Harry Burkitt from the Colong Foundation for Wilderness wades across part of the lower Kowmung River, an area facing inundation if the Warragamba Dam wall is raised.Credit:Wolter Peeters

“Even these findings potentially understate the impact given the threatened species surveys used in their determination were conducted prior to the devastating 2020 bushfires,” the group’s head of conservation, Samantha Vine, said.

NSW Minister for Western Sydney, Stuart Ayres, who is overseeing the proposal, said the upstream impacts of the project “must be carefully measured against the social, economic and environmental impacts flooding can have on downstream communities in western Sydney.”

Independent NSW MLC Justin Field, who is chairing a parliamentary inquiry into the proposal, labelled the report “totally inadequate”, saying the voluminous study had taken several years to complete but was only open for community exhibition for 45 days.
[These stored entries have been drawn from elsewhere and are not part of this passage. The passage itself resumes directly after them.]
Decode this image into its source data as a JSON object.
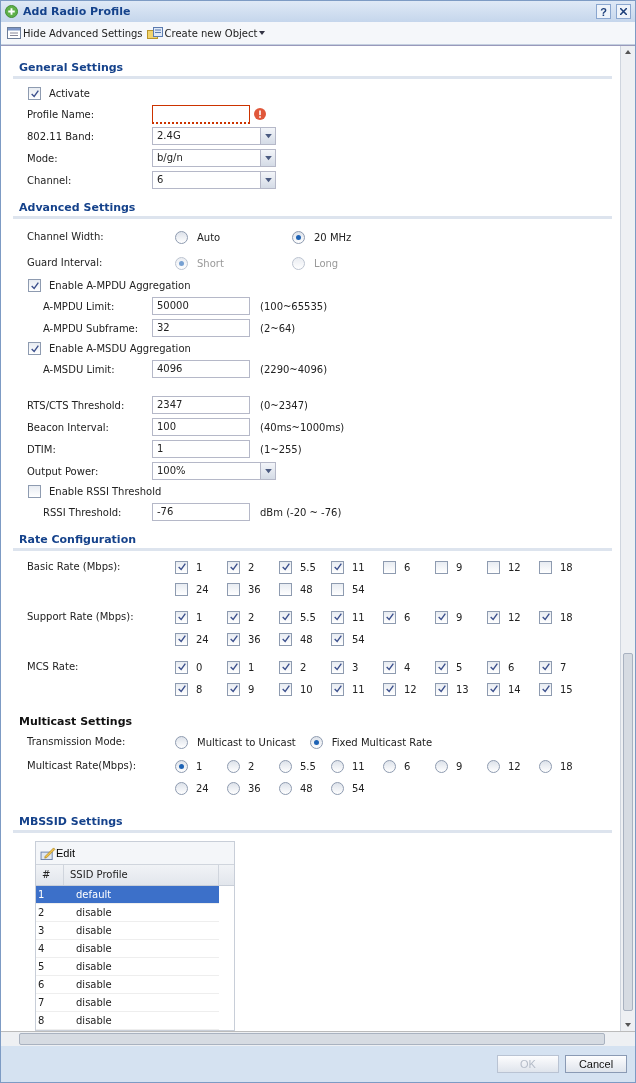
{
  "window": {
    "title": "Add Radio Profile",
    "help": "?"
  },
  "toolbar": [
    {
      "label": "Hide Advanced Settings",
      "kind": "settings",
      "dropdown": false
    },
    {
      "label": "Create new Object",
      "kind": "object",
      "dropdown": true
    }
  ],
  "sections": [
    {
      "kind": "banner",
      "title": "General Settings",
      "rows": [
        {
          "kind": "checkbox",
          "label": "Activate",
          "checked": true
        },
        {
          "kind": "text",
          "label": "Profile Name:",
          "invalid": true
        },
        {
          "kind": "select",
          "label": "802.11 Band:",
          "value": "2.4G"
        },
        {
          "kind": "select",
          "label": "Mode:",
          "value": "b/g/n"
        },
        {
          "kind": "select",
          "label": "Channel:",
          "value": "6"
        }
      ]
    },
    {
      "kind": "banner",
      "title": "Advanced Settings",
      "rows": [
        {
          "kind": "radio",
          "label": "Channel Width:",
          "disabled": false,
          "options": [
            {
              "label": "Auto",
              "selected": false
            },
            {
              "label": "20 MHz",
              "selected": true
            }
          ]
        },
        {
          "kind": "radio",
          "label": "Guard Interval:",
          "disabled": true,
          "options": [
            {
              "label": "Short",
              "selected": true
            },
            {
              "label": "Long",
              "selected": false
            }
          ]
        },
        {
          "kind": "checkbox",
          "label": "Enable A-MPDU Aggregation",
          "checked": true,
          "children": [
            {
              "kind": "text",
              "label": "A-MPDU Limit:",
              "value": "50000",
              "hint": "(100~65535)"
            },
            {
              "kind": "text",
              "label": "A-MPDU Subframe:",
              "value": "32",
              "hint": "(2~64)"
            }
          ]
        },
        {
          "kind": "checkbox",
          "label": "Enable A-MSDU Aggregation",
          "checked": true,
          "children": [
            {
              "kind": "text",
              "label": "A-MSDU Limit:",
              "value": "4096",
              "hint": "(2290~4096)"
            }
          ]
        },
        {
          "kind": "text",
          "label": "RTS/CTS Threshold:",
          "value": "2347",
          "hint": "(0~2347)"
        },
        {
          "kind": "text",
          "label": "Beacon Interval:",
          "value": "100",
          "hint": "(40ms~1000ms)"
        },
        {
          "kind": "text",
          "label": "DTIM:",
          "value": "1",
          "hint": "(1~255)"
        },
        {
          "kind": "select",
          "label": "Output Power:",
          "value": "100%"
        },
        {
          "kind": "checkbox",
          "label": "Enable RSSI Threshold",
          "checked": false,
          "children": [
            {
              "kind": "text",
              "label": "RSSI Threshold:",
              "value": "-76",
              "hint": "dBm (-20 ~ -76)"
            }
          ]
        }
      ]
    },
    {
      "kind": "banner",
      "title": "Rate Configuration",
      "rows": [
        {
          "kind": "checkgrid",
          "label": "Basic Rate (Mbps):",
          "items": [
            {
              "label": "1",
              "checked": true
            },
            {
              "label": "2",
              "checked": true
            },
            {
              "label": "5.5",
              "checked": true
            },
            {
              "label": "11",
              "checked": true
            },
            {
              "label": "6",
              "checked": false
            },
            {
              "label": "9",
              "checked": false
            },
            {
              "label": "12",
              "checked": false
            },
            {
              "label": "18",
              "checked": false
            },
            {
              "label": "24",
              "checked": false
            },
            {
              "label": "36",
              "checked": false
            },
            {
              "label": "48",
              "checked": false
            },
            {
              "label": "54",
              "checked": false
            }
          ]
        },
        {
          "kind": "checkgrid",
          "label": "Support Rate (Mbps):",
          "items": [
            {
              "label": "1",
              "checked": true
            },
            {
              "label": "2",
              "checked": true
            },
            {
              "label": "5.5",
              "checked": true
            },
            {
              "label": "11",
              "checked": true
            },
            {
              "label": "6",
              "checked": true
            },
            {
              "label": "9",
              "checked": true
            },
            {
              "label": "12",
              "checked": true
            },
            {
              "label": "18",
              "checked": true
            },
            {
              "label": "24",
              "checked": true
            },
            {
              "label": "36",
              "checked": true
            },
            {
              "label": "48",
              "checked": true
            },
            {
              "label": "54",
              "checked": true
            }
          ]
        },
        {
          "kind": "checkgrid",
          "label": "MCS Rate:",
          "items": [
            {
              "label": "0",
              "checked": true
            },
            {
              "label": "1",
              "checked": true
            },
            {
              "label": "2",
              "checked": true
            },
            {
              "label": "3",
              "checked": true
            },
            {
              "label": "4",
              "checked": true
            },
            {
              "label": "5",
              "checked": true
            },
            {
              "label": "6",
              "checked": true
            },
            {
              "label": "7",
              "checked": true
            },
            {
              "label": "8",
              "checked": true
            },
            {
              "label": "9",
              "checked": true
            },
            {
              "label": "10",
              "checked": true
            },
            {
              "label": "11",
              "checked": true
            },
            {
              "label": "12",
              "checked": true
            },
            {
              "label": "13",
              "checked": true
            },
            {
              "label": "14",
              "checked": true
            },
            {
              "label": "15",
              "checked": true
            }
          ]
        }
      ]
    },
    {
      "kind": "plain",
      "title": "Multicast Settings",
      "rows": [
        {
          "kind": "radio",
          "label": "Transmission Mode:",
          "disabled": false,
          "options": [
            {
              "label": "Multicast to Unicast",
              "selected": false
            },
            {
              "label": "Fixed Multicast Rate",
              "selected": true
            }
          ]
        },
        {
          "kind": "radiogrid",
          "label": "Multicast Rate(Mbps):",
          "items": [
            {
              "label": "1",
              "selected": true
            },
            {
              "label": "2",
              "selected": false
            },
            {
              "label": "5.5",
              "selected": false
            },
            {
              "label": "11",
              "selected": false
            },
            {
              "label": "6",
              "selected": false
            },
            {
              "label": "9",
              "selected": false
            },
            {
              "label": "12",
              "selected": false
            },
            {
              "label": "18",
              "selected": false
            },
            {
              "label": "24",
              "selected": false
            },
            {
              "label": "36",
              "selected": false
            },
            {
              "label": "48",
              "selected": false
            },
            {
              "label": "54",
              "selected": false
            }
          ]
        }
      ]
    },
    {
      "kind": "banner",
      "title": "MBSSID Settings",
      "table": {
        "edit": "Edit",
        "columns": [
          "#",
          "SSID Profile"
        ],
        "rows": [
          {
            "cells": [
              "1",
              "default"
            ],
            "selected": true
          },
          {
            "cells": [
              "2",
              "disable"
            ],
            "selected": false
          },
          {
            "cells": [
              "3",
              "disable"
            ],
            "selected": false
          },
          {
            "cells": [
              "4",
              "disable"
            ],
            "selected": false
          },
          {
            "cells": [
              "5",
              "disable"
            ],
            "selected": false
          },
          {
            "cells": [
              "6",
              "disable"
            ],
            "selected": false
          },
          {
            "cells": [
              "7",
              "disable"
            ],
            "selected": false
          },
          {
            "cells": [
              "8",
              "disable"
            ],
            "selected": false
          }
        ]
      }
    }
  ],
  "buttons": [
    {
      "label": "OK",
      "disabled": true
    },
    {
      "label": "Cancel",
      "disabled": false
    }
  ]
}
He said there was ongoing community concern the proposal was “more about opening up parts of the floodplain to increased development”, however Mr Ayres has repeatedly refuted it would result in more land being available to develop.

The opposition’s planning, environment and heritage spokeswoman Penny Sharpe said the Labor members of the upper house inquiry into the project will use the committee to fully interrogate the EIS.